| Feature | Extraneous Variable | Confounding Variable |
|---|---|---|
| Definition | Any variable other than the IV that could affect the DV. | An uncontrolled variable that did change systematically with the IV. |
| Impact | Adds 'noise' to the data but may not ruin the experiment if controlled. | Provides an alternative explanation for the results, ruining internal validity. |
| Example | A slight noise outside the room (if it affects everyone). | One group being tested in the morning and the other at night. |
Identify the Design First: Before discussing procedures, determine if the study is independent groups or repeated measures. If it is repeated measures, you must mention counterbalancing to address order effects.
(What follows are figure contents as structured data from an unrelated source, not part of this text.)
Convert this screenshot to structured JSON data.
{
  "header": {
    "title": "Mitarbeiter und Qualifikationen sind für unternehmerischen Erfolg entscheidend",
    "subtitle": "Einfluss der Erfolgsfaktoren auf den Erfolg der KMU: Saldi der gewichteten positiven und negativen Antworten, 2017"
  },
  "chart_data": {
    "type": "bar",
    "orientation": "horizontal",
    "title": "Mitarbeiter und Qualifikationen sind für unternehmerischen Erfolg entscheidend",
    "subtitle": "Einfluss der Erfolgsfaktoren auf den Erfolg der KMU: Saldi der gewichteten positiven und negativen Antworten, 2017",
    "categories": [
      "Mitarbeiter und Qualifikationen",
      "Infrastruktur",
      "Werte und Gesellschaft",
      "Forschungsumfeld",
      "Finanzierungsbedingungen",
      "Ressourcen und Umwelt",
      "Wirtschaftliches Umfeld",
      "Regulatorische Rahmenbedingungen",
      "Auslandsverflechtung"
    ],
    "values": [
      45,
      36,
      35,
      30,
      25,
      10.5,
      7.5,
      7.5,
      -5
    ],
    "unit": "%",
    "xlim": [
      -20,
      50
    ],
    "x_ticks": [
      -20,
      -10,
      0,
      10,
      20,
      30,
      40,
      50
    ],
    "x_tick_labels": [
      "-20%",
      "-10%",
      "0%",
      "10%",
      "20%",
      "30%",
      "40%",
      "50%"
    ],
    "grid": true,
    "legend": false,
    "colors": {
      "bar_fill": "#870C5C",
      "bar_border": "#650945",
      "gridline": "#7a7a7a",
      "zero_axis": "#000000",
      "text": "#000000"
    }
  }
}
Operationalisation is Key: When describing procedures, always specify exactly how the IV was changed and how the DV was measured (e.g., 'number of words recalled' rather than just 'memory').
Check for Standardisation: If an exam question asks how to improve a study's reliability, suggest standardising the instructions or the environment so the study can be replicated.
The Control-Validity Trade-off: Students often assume more control is always better. However, extremely high control can lead to low ecological validity, meaning the results might not apply to real-world settings.
Demand Characteristics: If a procedure is too obvious or artificial, participants may guess the aim of the study and change their behavior, which creates a bias that standardisation alone cannot fix.
Confusing Reliability with Validity: A procedure can be perfectly reliable (giving the same result every time) but completely invalid (measuring the wrong thing).